« Vivez l’expérience cinématographique la plus terrifiante » nous livre la tagline de l’affiche du film, une formule maints fois utilisée dans le but d’attirer le chaland et porteuse de belles promesses qui, pour la plupart des remakes et autres films d’horreur et d’épouvante, s’avère très souvent décevante, voire à la limite de la fumisterie.
Le « Evil Dead » de Sam Raimi ne compte plus les milliers de fans à travers le monde tant cette œuvre, pourtant pauvre en moyens, à démontrée son efficacité et son authenticité grâce à l’énergie et la passion d’un jeune cinéaste motivé par son désir de donner du sang neuf. A ce titre, le film culte de Raimi fait office d’œuvre intouchable car peu de réalisateurs (à l’époque de la sortie du film) n’avaient su se démarquer comme il le fit il y a 32 ans de cela. Le film reste unique en son genre puisque encore aujourd’hui, il est impossible de rester de marbre devant les qualités évidentes de sa mise en scène.
L’annonce d’un remake avait donc de quoi faire frémir sachant qu’il était peu probable que cette nouvelle version atteigne une telle qualité artistique, ou tout au plus pouvions-nous nous attendre à un sympathique film d’horreur bercé par les moyens techniques d’aujourd’hui et vivant dans l’ombre de son modèle, ce qui n’aurait eût au final que peu d’intérêts.
Mais tout cela est bien évidement sans compter la pugnacité de Sam Raimi à vouloir offrir une seconde jeunesse à son classique, une nouvelle vision qui mettrait de côté l’aspect comique « accidentel » de l’œuvre d’origine afin d’en livrer une relecture plus brutale et plus sombre, telle qu’il l’aurait souhaitée 30 années auparavant.
Un remake donc, qui aurait certainement plus de sens à ses yeux si un autre que lui se chargeait de la mise en scène, car quitte à proposer un tout nouveau Evil Dead, autant le faire avec un autre regard que le sien. Une fonction qu’il confiera au jeune réalisateur urugayen Fede Alvarez, pendant que Raimi occupera le siège de producteur aux côtés de ses éternels acolytes que sont Bruce Campbell et Robert Tapert.

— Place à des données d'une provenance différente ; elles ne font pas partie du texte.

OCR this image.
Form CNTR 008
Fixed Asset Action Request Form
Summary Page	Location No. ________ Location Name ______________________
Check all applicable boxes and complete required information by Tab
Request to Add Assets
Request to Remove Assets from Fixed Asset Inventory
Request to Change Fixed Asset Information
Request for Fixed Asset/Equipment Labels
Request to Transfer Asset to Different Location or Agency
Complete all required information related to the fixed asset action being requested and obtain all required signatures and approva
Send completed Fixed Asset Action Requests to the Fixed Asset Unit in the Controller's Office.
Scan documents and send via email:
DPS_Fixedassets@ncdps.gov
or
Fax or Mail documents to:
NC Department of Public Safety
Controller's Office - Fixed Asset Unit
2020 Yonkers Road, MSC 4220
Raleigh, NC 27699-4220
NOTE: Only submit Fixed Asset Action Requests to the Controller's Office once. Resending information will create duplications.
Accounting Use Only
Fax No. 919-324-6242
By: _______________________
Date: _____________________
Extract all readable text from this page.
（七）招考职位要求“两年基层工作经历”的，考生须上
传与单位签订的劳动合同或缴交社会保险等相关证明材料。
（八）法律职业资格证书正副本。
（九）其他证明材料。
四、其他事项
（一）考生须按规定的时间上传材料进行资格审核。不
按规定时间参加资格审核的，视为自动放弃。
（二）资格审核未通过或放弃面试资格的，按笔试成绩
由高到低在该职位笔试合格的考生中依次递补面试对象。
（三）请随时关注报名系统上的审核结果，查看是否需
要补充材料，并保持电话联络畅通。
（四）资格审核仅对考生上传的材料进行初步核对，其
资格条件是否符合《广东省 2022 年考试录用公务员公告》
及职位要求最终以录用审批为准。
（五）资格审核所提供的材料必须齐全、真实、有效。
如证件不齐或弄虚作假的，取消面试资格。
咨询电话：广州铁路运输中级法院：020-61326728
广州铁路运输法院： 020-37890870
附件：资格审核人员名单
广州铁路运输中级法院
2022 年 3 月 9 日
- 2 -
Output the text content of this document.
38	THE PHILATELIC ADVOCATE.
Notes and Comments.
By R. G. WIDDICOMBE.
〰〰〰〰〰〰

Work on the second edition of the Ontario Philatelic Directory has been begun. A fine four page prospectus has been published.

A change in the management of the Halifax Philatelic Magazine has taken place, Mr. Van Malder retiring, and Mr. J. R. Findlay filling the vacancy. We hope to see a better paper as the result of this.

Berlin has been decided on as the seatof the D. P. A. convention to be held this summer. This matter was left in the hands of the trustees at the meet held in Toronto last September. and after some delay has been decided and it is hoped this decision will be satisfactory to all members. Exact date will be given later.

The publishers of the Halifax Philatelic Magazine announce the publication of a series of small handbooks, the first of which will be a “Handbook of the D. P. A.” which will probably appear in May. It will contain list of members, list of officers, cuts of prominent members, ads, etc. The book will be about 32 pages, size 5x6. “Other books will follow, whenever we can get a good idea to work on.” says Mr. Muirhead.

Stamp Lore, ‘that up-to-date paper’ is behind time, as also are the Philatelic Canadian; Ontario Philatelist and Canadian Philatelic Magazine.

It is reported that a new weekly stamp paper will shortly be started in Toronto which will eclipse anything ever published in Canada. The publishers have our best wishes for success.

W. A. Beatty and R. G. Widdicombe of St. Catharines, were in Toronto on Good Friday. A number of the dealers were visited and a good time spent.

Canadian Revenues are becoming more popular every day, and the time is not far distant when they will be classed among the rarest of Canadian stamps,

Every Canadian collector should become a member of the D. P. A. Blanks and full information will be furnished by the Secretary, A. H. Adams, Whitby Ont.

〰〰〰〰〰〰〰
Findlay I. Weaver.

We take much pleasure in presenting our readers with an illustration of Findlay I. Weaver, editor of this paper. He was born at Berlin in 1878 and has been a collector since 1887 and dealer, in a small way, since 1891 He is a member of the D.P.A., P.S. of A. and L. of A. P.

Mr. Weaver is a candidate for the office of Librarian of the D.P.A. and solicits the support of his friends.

Fede Alvarez s’est fait remarquer en 2009 grâce à son court-métrage « Ataque de Panico ! » qui remporta un franc succès auprès des internautes, ce qui lui valut d’être approché par les pontes du studio Ghost House dont le fondateur n’est autre que Sam Raimi. Impressionné par les qualités artistiques du jeune cinéaste, et après plusieurs entretiens durant lesquels Alvarez fit part de son enthousiasme pour diriger la nouvelle version d’Evil Dead, Raimi finira par lui laisser carte blanche quant à l’approche originale du projet. Un grand coup pour Alvarez qui s’apprête à faire ses armes sur son premier long-métrage tout en ayant la lourde tâche de succéder à Sam Raimi sur une œuvre adulée dans les quatre coins du monde. Autant dire qu’il est attendu au tournant car un échec pourrait s’avérer très rude pour sa jeune carrière.
Et il n’en sera rien, Alvarez s’en sort avec tous les honneurs en livrant un long-métrage puissant et sauvage, à la hauteur de nos espérances si ce n’est plus.
Une franche réussite qui à le mérite d’être honnête puisqu’elle respecte la mythologie instaurée par Raimi tout en réussissant l’exploit de s’en démarquer admirablement, ceci grâce notamment à une écriture et une mise en scène maîtrisées proposant des séquences fortes qui ne s’oublieront pas de sitôt. L’intensité du récit s’amorce dés la séquence d’ouverture où l’on assiste à une sorte d’exorcisme des plus violents, ouvrant ainsi le film sur une ambiance glauque et poisseuse. Le ton est donné, l’histoire peut donc commencer.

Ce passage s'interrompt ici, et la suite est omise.